For the entire eighteen-hour journey, Nina lay on the upper berth, watching the trunks of pine trees flash by the window like armies of giant yellow pencils. Patches of snow still lay in the gullies. Dark green forests, gray roofs, black kitchen gardens, and yet more forests.

At last, at five o’clock in the afternoon, the train arrived at Negoreloye. The passengers began to gather their belongings, but they had a long wait before their passports were checked by border control officers and they were allowed to leave the train and go to the station.

As the rules required, the passengers laid their baggage out on a horseshoe-shaped bench in the center of the waiting room, and grim-faced customs officers began the inspection.

They rummaged around in suitcases as if they were tossing salad. Every now and again, they pulled something out, yelling, “Contraband!”

This was the signal for a group of young men with scales and official ledgers to descend and begin weighing, measuring, and assessing the value of the contraband item. Then the dumbstruck passengers would be presented with a fine. They could choose to pay up or to jettison the dubious souvenir—to the delight of the customs officers. It was clear from their well-fed faces that nothing here went to waste.

Nina was trembling all over. Stop! she told herself. You’ll give yourself away! But in fact, all the other passengers were just as nervous as she was. Nobody was safe from the insolent, indiscriminate tyranny of the customs officers, and nobody breathed a word of complaint, not wishing to attract unwanted attention.

Anyone carrying foreign currency had to present a stamped form from an exchange bureau. Anyone taking cameras, typewriters, fur coats, watches, or other valuables across the border had to fill out a declaration.
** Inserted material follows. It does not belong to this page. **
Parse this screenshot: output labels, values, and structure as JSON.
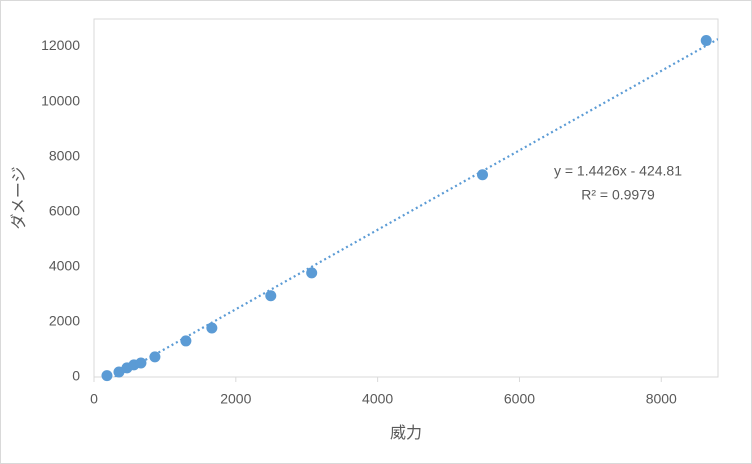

A porter in a white apron wheeled in a trolley laden with neat packages and began calling out the names of the passengers, asking them to collect their property. In the packages were books, magazines, posters, and handwritten material that the censor had allowed to cross the border. A few weeks before their departure, passengers had handed all this over for the censors to read, rubber-stamp, and mail on to Negoreloye.

When the officers reached Nina’s basket, she was half-fainting with fear. The customs official, a great hulking lad, rummaged with distaste through her belongings and then pulled out the pot from the basket.
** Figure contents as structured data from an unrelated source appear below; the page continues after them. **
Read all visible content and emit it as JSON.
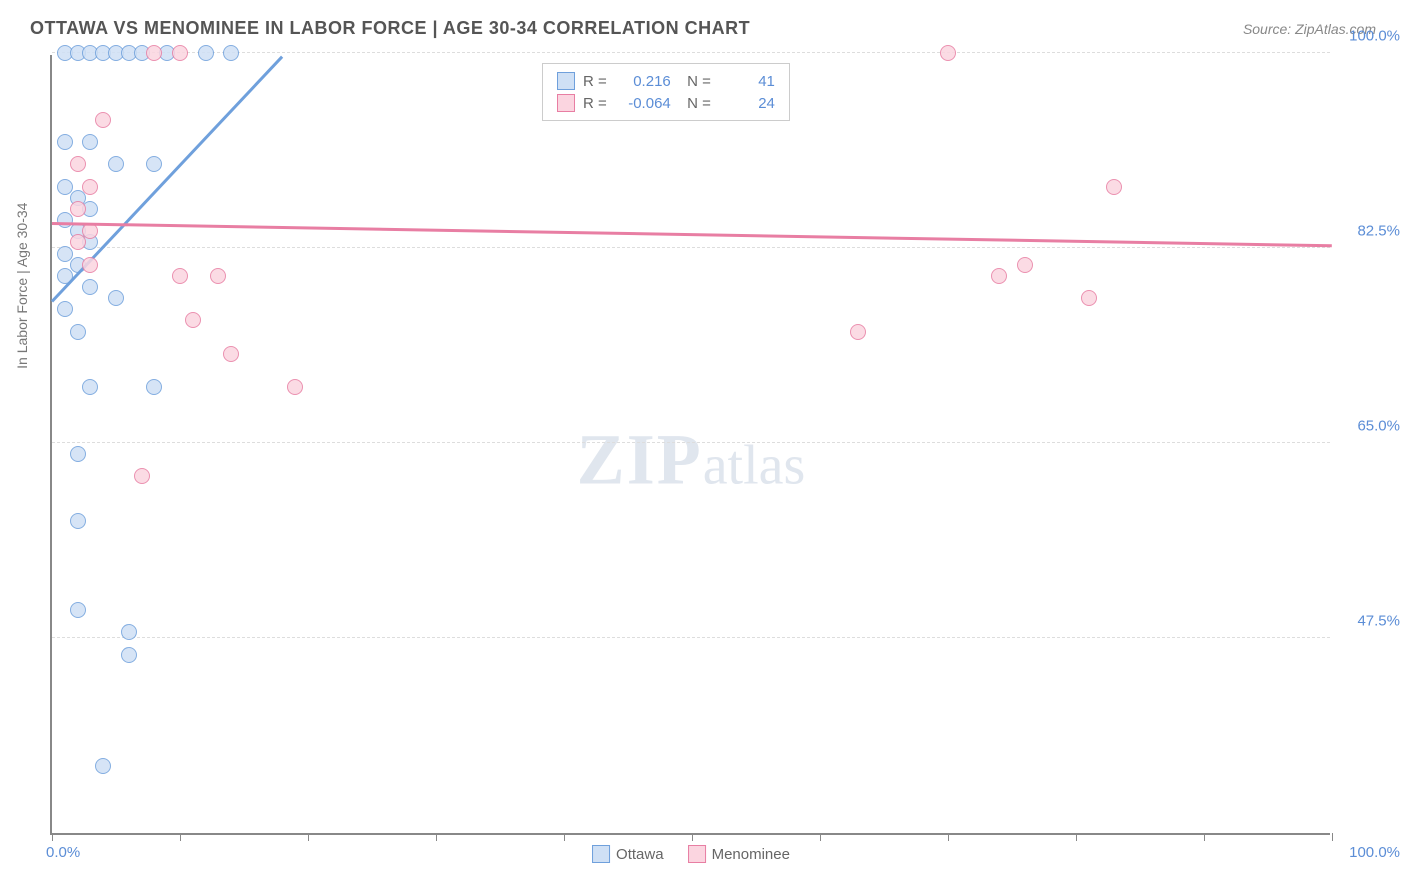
{
  "header": {
    "title": "OTTAWA VS MENOMINEE IN LABOR FORCE | AGE 30-34 CORRELATION CHART",
    "source": "Source: ZipAtlas.com"
  },
  "chart": {
    "type": "scatter",
    "ylabel": "In Labor Force | Age 30-34",
    "xlim": [
      0,
      100
    ],
    "ylim": [
      30,
      100
    ],
    "xtick_positions": [
      0,
      10,
      20,
      30,
      40,
      50,
      60,
      70,
      80,
      90,
      100
    ],
    "ytick_labels": [
      {
        "value": 100.0,
        "label": "100.0%"
      },
      {
        "value": 82.5,
        "label": "82.5%"
      },
      {
        "value": 65.0,
        "label": "65.0%"
      },
      {
        "value": 47.5,
        "label": "47.5%"
      }
    ],
    "x_axis_labels": [
      {
        "value": 0,
        "label": "0.0%"
      },
      {
        "value": 100,
        "label": "100.0%"
      }
    ],
    "grid_color": "#dddddd",
    "background_color": "#ffffff",
    "axis_color": "#888888",
    "label_color": "#5b8dd6",
    "point_radius": 8,
    "series": [
      {
        "name": "Ottawa",
        "fill": "#cfe0f5",
        "stroke": "#6fa0dc",
        "R": "0.216",
        "N": "41",
        "trend": {
          "x1": 0,
          "y1": 78,
          "x2": 18,
          "y2": 100
        },
        "points": [
          [
            1,
            100
          ],
          [
            2,
            100
          ],
          [
            3,
            100
          ],
          [
            4,
            100
          ],
          [
            5,
            100
          ],
          [
            6,
            100
          ],
          [
            7,
            100
          ],
          [
            9,
            100
          ],
          [
            12,
            100
          ],
          [
            14,
            100
          ],
          [
            1,
            92
          ],
          [
            3,
            92
          ],
          [
            5,
            90
          ],
          [
            8,
            90
          ],
          [
            1,
            88
          ],
          [
            2,
            87
          ],
          [
            3,
            86
          ],
          [
            1,
            85
          ],
          [
            2,
            84
          ],
          [
            3,
            83
          ],
          [
            1,
            82
          ],
          [
            2,
            81
          ],
          [
            1,
            80
          ],
          [
            3,
            79
          ],
          [
            5,
            78
          ],
          [
            1,
            77
          ],
          [
            2,
            75
          ],
          [
            3,
            70
          ],
          [
            8,
            70
          ],
          [
            2,
            64
          ],
          [
            2,
            58
          ],
          [
            2,
            50
          ],
          [
            6,
            48
          ],
          [
            6,
            46
          ],
          [
            4,
            36
          ]
        ]
      },
      {
        "name": "Menominee",
        "fill": "#fbd5e0",
        "stroke": "#e87ea3",
        "R": "-0.064",
        "N": "24",
        "trend": {
          "x1": 0,
          "y1": 85,
          "x2": 100,
          "y2": 83
        },
        "points": [
          [
            8,
            100
          ],
          [
            10,
            100
          ],
          [
            4,
            94
          ],
          [
            2,
            90
          ],
          [
            3,
            88
          ],
          [
            2,
            86
          ],
          [
            3,
            84
          ],
          [
            2,
            83
          ],
          [
            3,
            81
          ],
          [
            10,
            80
          ],
          [
            13,
            80
          ],
          [
            11,
            76
          ],
          [
            14,
            73
          ],
          [
            19,
            70
          ],
          [
            7,
            62
          ],
          [
            63,
            75
          ],
          [
            70,
            100
          ],
          [
            74,
            80
          ],
          [
            76,
            81
          ],
          [
            83,
            88
          ],
          [
            81,
            78
          ]
        ]
      }
    ],
    "legend": {
      "rows": [
        {
          "swatch_fill": "#cfe0f5",
          "swatch_stroke": "#6fa0dc",
          "R": "0.216",
          "N": "41"
        },
        {
          "swatch_fill": "#fbd5e0",
          "swatch_stroke": "#e87ea3",
          "R": "-0.064",
          "N": "24"
        }
      ]
    },
    "bottom_legend": [
      {
        "swatch_fill": "#cfe0f5",
        "swatch_stroke": "#6fa0dc",
        "label": "Ottawa"
      },
      {
        "swatch_fill": "#fbd5e0",
        "swatch_stroke": "#e87ea3",
        "label": "Menominee"
      }
    ],
    "watermark": {
      "zip": "ZIP",
      "atlas": "atlas"
    }
  }
}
“What’s this?” he asked, peering inside.

“My grandmother’s ashes,” said Nina in a weak voice.

The lad put his hand into the pot and began fumbling about to check there was nothing hidden inside.

“Damn!” he swore suddenly. His great paw had become stuck inside the pot, and he was unable to pull it out.
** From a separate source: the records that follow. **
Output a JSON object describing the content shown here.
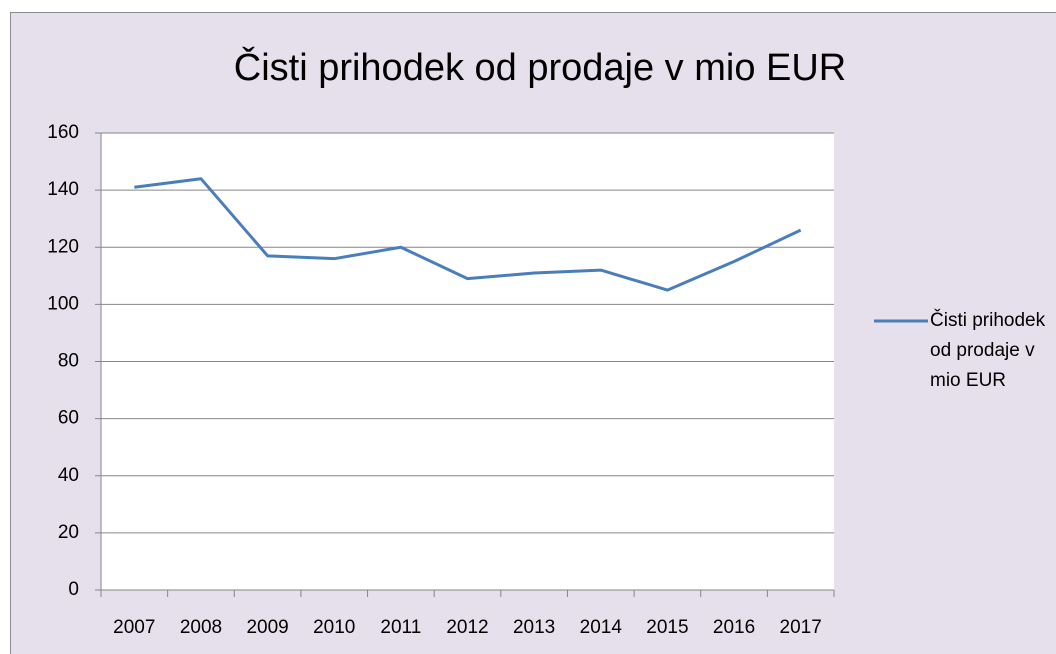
{
  "chart_data": {
    "type": "line",
    "title": "Čisti prihodek od prodaje v mio EUR",
    "categories": [
      "2007",
      "2008",
      "2009",
      "2010",
      "2011",
      "2012",
      "2013",
      "2014",
      "2015",
      "2016",
      "2017"
    ],
    "series": [
      {
        "name": "Čisti prihodek od prodaje v mio EUR",
        "color": "#4a7ebb",
        "values": [
          141,
          144,
          117,
          116,
          120,
          109,
          111,
          112,
          105,
          115,
          126
        ]
      }
    ],
    "ylim": [
      0,
      160
    ],
    "yticks": [
      0,
      20,
      40,
      60,
      80,
      100,
      120,
      140,
      160
    ],
    "grid": true,
    "legend": "right"
  }
}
Amused by the incident, passengers glanced meaningfully in his direction.

He ran to his colleagues. “Hey, men, help me get this thing off!”

Each officer, in turn, tried to pull the pot off his hand but without success. Meanwhile, the ashes of “Nina’s grandmother” were scattered in all directions.

The crowd did not know whether to laugh or to be indignant at the mess that was being made of their baggage.

“To hell with it!” the officer shouted. He brought the pot hard down onto the bench with a crash, smashing it into a hundred pieces.

Nina gasped.

“You’re free to go!” he barked. “Next time, use a bigger pot.”

Nina took the basket and the pot lid and went out to the platform where the Berlin train was waiting.

When I die, she thought, I think they should scatter my ashes around some waiting room too. It would be a perfect metaphor for my life.

3

Eastern Poland looked much the same as Belorussia: the same little towns, the same fields of black earth, and the same poor country roads with puddles of rainwater in the ruts.

There were few people about; only a couple of peasants waiting with their wagon at the level crossings for the train to pass.

Now and again, Nina saw rows of old trenches and forests of dead trees with peeling bark and twisted stumps for branches. These were areas in which chemical weapons had been used during the Great War.

The train arrived in Warsaw at night, and Nina slept the whole way through western Poland. And when they arrived in Germany, everything outside the train looked different.